A robot operating system framework for using large language models in embodied AI
Christopher E. Mower, Yuhui Wan, Hongzhan Yu, Antoine Grosnit, Jonas Gonzalez-Billandon, Matthieu Zimmer,
Puze Liu, Daniel Palenicek, Davide Tateo, Jan Peters, Kaixian Qu, Mike Zhang, Guowei Lan, Andrei Cramariuc, Cesar Cadena, Marco Hutter, Guangjian Tian, Yuzhen Zhuang, Kun Shao, Xingyue Quan, Jianye Hao, Jun Wang, and Haitham Bou-Ammar
Nature Machine Intelligence, vol. 8, pp. 313–325, Mar, 2026
Autonomous robots capable of turning natural-language instructions into reliable physical actions remain a central challenge in artificial intelligence. Here we show that connecting a large language model agent to the robot operating system enables a versatile framework for embodied intelligence, and we release the complete implementation as freely available open-source code. The agent automatically translates large language model outputs into robot actions, supports interchangeable execution modes (inline code or behaviour trees), learns new atomic skills via imitation, and continually refines them through automated optimization and reflection from human or environmental feedback.
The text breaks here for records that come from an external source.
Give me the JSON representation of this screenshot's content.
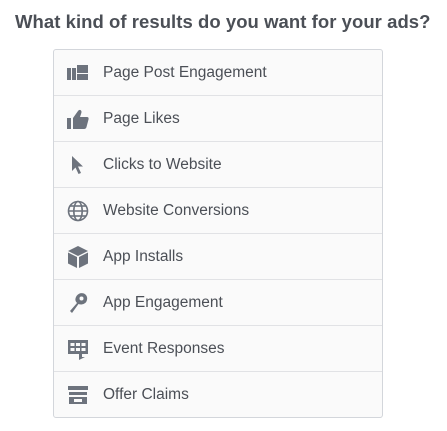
{
  "header": {
    "question": "What kind of results do you want for your ads?"
  },
  "objectives": [
    {
      "label": "Page Post Engagement",
      "icon": "post-engagement-icon"
    },
    {
      "label": "Page Likes",
      "icon": "thumbs-up-icon"
    },
    {
      "label": "Clicks to Website",
      "icon": "cursor-icon"
    },
    {
      "label": "Website Conversions",
      "icon": "globe-icon"
    },
    {
      "label": "App Installs",
      "icon": "cube-icon"
    },
    {
      "label": "App Engagement",
      "icon": "gamepad-icon"
    },
    {
      "label": "Event Responses",
      "icon": "calendar-icon"
    },
    {
      "label": "Offer Claims",
      "icon": "offer-icon"
    }
  ],
  "colors": {
    "text": "#4b4f56",
    "icon": "#6d737d",
    "list_background": "#fafafa",
    "border": "#d3d6db"
  }
}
Extensive experiments validate the framework, showcasing robustness, scalability and versatility in diverse scenarios and embodiments, including long-horizon tasks, tabletop rearrangements, dynamic task optimization and remote supervisory control. Moreover, all the results presented in this work were achieved by utilizing open-source pretrained large language models.